Durante toda la noche bailamos, ninguno de los cuatro tomó de más, estabamos totalmente cuerdos y dispuestos a seguir bailando.

- Que aguante tiene la mujer que esta bailando conmigo- Dijo Horacio mientras bailabamos. Sonrei

- Porqué lo dices?- Pregunté

- Son las dos y media de la mañana y tu aún estas en tacones, Mel se los quito más o menos a las doce.

- Es que nunca me a gustado quitarme los zapatos en medio de una fiesta, ni por mucho que me esten matando me los quito.

- Y dime, te están matando?- Tenia que actuar ahora, en realidad los zapatos si estaban acabando conmigo, pero no queria detenerme ahora, bailar con él y conocerlo era una de las mejores cosas que me podía haer pasado.

- Los zapatos no me están matando, pero hay algo más a mi alrededor, sinceramente la palabra exacta sería alguien que en realidad si me esta matando.- Dije con toda la seriedad que mi rostro pudo inspirar.

- Sabes algo? Pienso que ese alguien tiene una suerte increible, eres de esas mujeres que ese alguien jamás creyó que conocería, ese alguien piensa que eres la persona más especial que conoce.
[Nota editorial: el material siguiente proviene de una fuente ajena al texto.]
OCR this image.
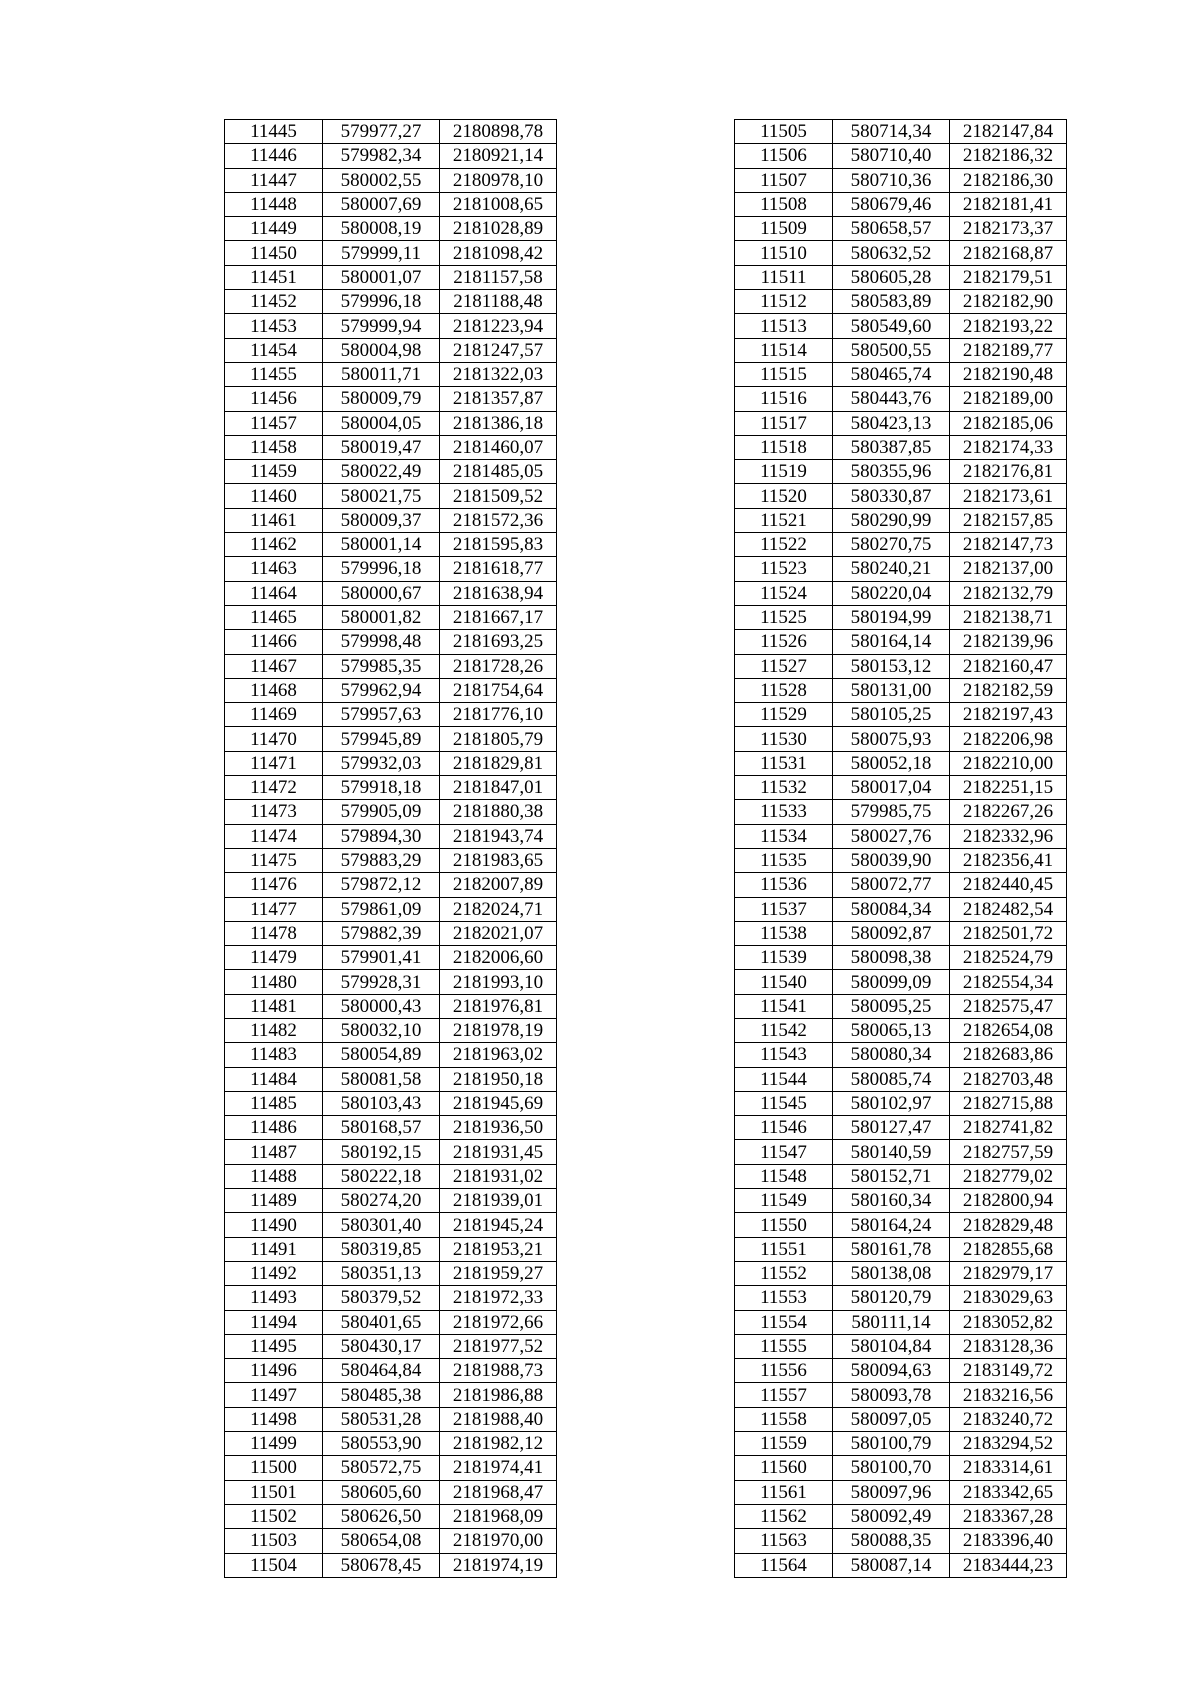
11445	579977,27	2180898,78
11446	579982,34	2180921,14
11447	580002,55	2180978,10
11448	580007,69	2181008,65
11449	580008,19	2181028,89
11450	579999,11	2181098,42
11451	580001,07	2181157,58
11452	579996,18	2181188,48
11453	579999,94	2181223,94
11454	580004,98	2181247,57
11455	580011,71	2181322,03
11456	580009,79	2181357,87
11457	580004,05	2181386,18
11458	580019,47	2181460,07
11459	580022,49	2181485,05
11460	580021,75	2181509,52
11461	580009,37	2181572,36
11462	580001,14	2181595,83
11463	579996,18	2181618,77
11464	580000,67	2181638,94
11465	580001,82	2181667,17
11466	579998,48	2181693,25
11467	579985,35	2181728,26
11468	579962,94	2181754,64
11469	579957,63	2181776,10
11470	579945,89	2181805,79
11471	579932,03	2181829,81
11472	579918,18	2181847,01
11473	579905,09	2181880,38
11474	579894,30	2181943,74
11475	579883,29	2181983,65
11476	579872,12	2182007,89
11477	579861,09	2182024,71
11478	579882,39	2182021,07
11479	579901,41	2182006,60
11480	579928,31	2181993,10
11481	580000,43	2181976,81
11482	580032,10	2181978,19
11483	580054,89	2181963,02
11484	580081,58	2181950,18
11485	580103,43	2181945,69
11486	580168,57	2181936,50
11487	580192,15	2181931,45
11488	580222,18	2181931,02
11489	580274,20	2181939,01
11490	580301,40	2181945,24
11491	580319,85	2181953,21
11492	580351,13	2181959,27
11493	580379,52	2181972,33
11494	580401,65	2181972,66
11495	580430,17	2181977,52
11496	580464,84	2181988,73
11497	580485,38	2181986,88
11498	580531,28	2181988,40
11499	580553,90	2181982,12
11500	580572,75	2181974,41
11501	580605,60	2181968,47
11502	580626,50	2181968,09
11503	580654,08	2181970,00
11504	580678,45	2181974,19
11505	580714,34	2182147,84
11506	580710,40	2182186,32
11507	580710,36	2182186,30
11508	580679,46	2182181,41
11509	580658,57	2182173,37
11510	580632,52	2182168,87
11511	580605,28	2182179,51
11512	580583,89	2182182,90
11513	580549,60	2182193,22
11514	580500,55	2182189,77
11515	580465,74	2182190,48
11516	580443,76	2182189,00
11517	580423,13	2182185,06
11518	580387,85	2182174,33
11519	580355,96	2182176,81
11520	580330,87	2182173,61
11521	580290,99	2182157,85
11522	580270,75	2182147,73
11523	580240,21	2182137,00
11524	580220,04	2182132,79
11525	580194,99	2182138,71
11526	580164,14	2182139,96
11527	580153,12	2182160,47
11528	580131,00	2182182,59
11529	580105,25	2182197,43
11530	580075,93	2182206,98
11531	580052,18	2182210,00
11532	580017,04	2182251,15
11533	579985,75	2182267,26
11534	580027,76	2182332,96
11535	580039,90	2182356,41
11536	580072,77	2182440,45
11537	580084,34	2182482,54
11538	580092,87	2182501,72
11539	580098,38	2182524,79
11540	580099,09	2182554,34
11541	580095,25	2182575,47
11542	580065,13	2182654,08
11543	580080,34	2182683,86
11544	580085,74	2182703,48
11545	580102,97	2182715,88
11546	580127,47	2182741,82
11547	580140,59	2182757,59
11548	580152,71	2182779,02
11549	580160,34	2182800,94
11550	580164,24	2182829,48
11551	580161,78	2182855,68
11552	580138,08	2182979,17
11553	580120,79	2183029,63
11554	580111,14	2183052,82
11555	580104,84	2183128,36
11556	580094,63	2183149,72
11557	580093,78	2183216,56
11558	580097,05	2183240,72
11559	580100,79	2183294,52
11560	580100,70	2183314,61
11561	580097,96	2183342,65
11562	580092,49	2183367,28
11563	580088,35	2183396,40
11564	580087,14	2183444,23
- Es que, desde pequeña mi mamá me ha cuidado mucho y siempre e escuchado esa frase de "no hables con extraños" y es ahí cuando yo me pregunto que estaría pensando mi mamá ahora si se enterara que hable, acepte ayuda, comi helado, me bese y desayune con un extraño?. Y sobretodo me pregunto que pensaría si supiera que estuve pensando en ese extraño toda la tarde mientras pensaba que ponerme para agradarle.

- Si tu mamá estuviera aquí, y viera cuan especial eres para ese extraño, estoy seguro de que no se preocuparía.

- Eso espero, porque ahora yo quiero besar a ese extraño sin importar absolutamente nada.

- Pues estás en total libertad de hacer lo que quieras con ese extraño, que tambien tiene muchas ganas de besar a una extraña.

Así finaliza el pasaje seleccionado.